Friday, November 21, 2008

Big Pharma Is Shown to be Even More Nefarious

From today's NYT:
An influential psychiatrist who served as the host of public radio’s popular “The Infinite Mind” program earned at least $1.3 million between 2000 and 2007 giving marketing lectures for drug makers, income not mentioned on the program...

In October, Mr. Grassley revealed that Dr. Charles B. Nemeroff of Emory University, one of the nation’s most influential psychiatric researchers, earned more than $2.8 million in consulting arrangements with drug makers from 2000 to 2007, failed to report at least $1.2 million of that income to his university and violated federal research rules. As a result, the National Institutes of Health suspended a $9.3 million research grant to Emory and placed restrictions on other grants, and Dr. Nemeroff relinquished his chairmanship of Emory’s psychiatry department.

In June, the senator revealed that Harvard University’s Dr. Joseph Biederman, whose work has fueled an explosion in the use of powerful antipsychotic medicines in children, had earned at least $1.6 million from drug makers between 2000 and 2007, failed to report most of this income to his university, and may have violated federal and university research rules.

Can you imagine? Prior to Sen. Grassley's investigations, people would be considered 'crazy' to assert that Big Pharma was, through secret undisclosed payments of large sums of money, heavily influencing research at top universities, on public airways, and via the printed word in favor of its products.

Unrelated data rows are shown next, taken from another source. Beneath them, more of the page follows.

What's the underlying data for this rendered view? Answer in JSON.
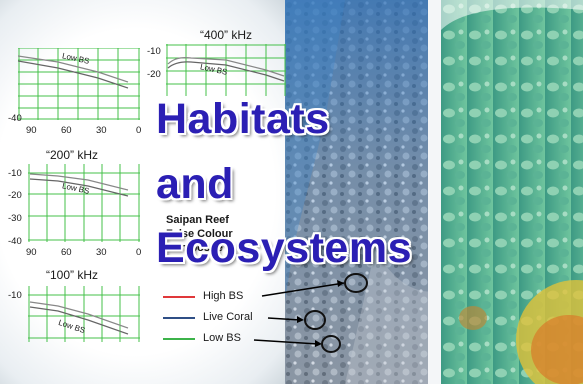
{
  "overlay": {
    "line1": "Habitats",
    "line2": "and",
    "line3": "Ecosystems"
  },
  "colors": {
    "title_fill": "#2b1fb4",
    "high_bs": "#e0383a",
    "live_coral": "#2f4f86",
    "low_bs": "#3cb34a",
    "grid": "#44c04a"
  },
  "charts": {
    "chart_400": {
      "title": "“400” kHz",
      "curve_label": "Low BS",
      "yticks": [
        "-10",
        "-20"
      ]
    },
    "chart_topleft": {
      "curve_label": "Low BS",
      "yticks": [
        "-40"
      ],
      "xticks": [
        "90",
        "60",
        "30",
        "0"
      ]
    },
    "chart_200": {
      "title": "“200” kHz",
      "curve_label": "Low BS",
      "yticks": [
        "-10",
        "-20",
        "-30",
        "-40"
      ],
      "xticks": [
        "90",
        "60",
        "30",
        "0"
      ]
    },
    "chart_100": {
      "title": "“100” kHz",
      "curve_label": "Low BS",
      "yticks": [
        "-10"
      ]
    }
  },
  "reef": {
    "title_line1": "Saipan Reef",
    "title_line2": "False Colour",
    "title_line3": "Composite"
  },
  "legend": [
    {
      "label": "High BS",
      "color_key": "high_bs"
    },
    {
      "label": "Live Coral",
      "color_key": "live_coral"
    },
    {
      "label": "Low BS",
      "color_key": "low_bs"
    }
  ]
}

Today, thanks to Senate investigations, civil lawsuits, and other means we know these firms withheld research from publication that showed their greatest sellers were no better than placebo, went on an active disinformation campaign when they knew that their drugs were strongly linked with adolescent suicide, and were paying off the top doctors in their respective fields to teach and speak on public airways a Pharma favorable message.

3 comments:

  1. Having worked in and around the healthcare industry for more than two decades, none of this surprises me. I would say that, except for the failure to report, this is standard operating procedure.

    Just as, on the financial news-talk channels, interviewees are asked to disclose any investments they or their companies have in stocks they mention, at healthcare conferences the speaker routinely have a "disclaimer" slide in which they disclose the big pharma companies for which they consult. Such disclosures, in my view, do little to stem the tide of bribery, which is what most (not all) of the speaking fees, etc. are. And, of course, Congress is probably the biggest collector of bribes.

    Why else is Medicare prohibited from negotiating prices with drug companies for drugs provided under the Medicare Prescription Drug Benefit Program (which often pays more for a drug sold for take-home self-administration than Medicare pays for the same drug administered, e.g., in a chemotherapy infusion chair)?

    And why do you really think that all those Osco, Walgreens, and CVS stores --one is within a 5 minute walk of you, I can virtually guarantee-- exist? It's not because of the huge profits they reap on the batteries, candy, and magazines they sell.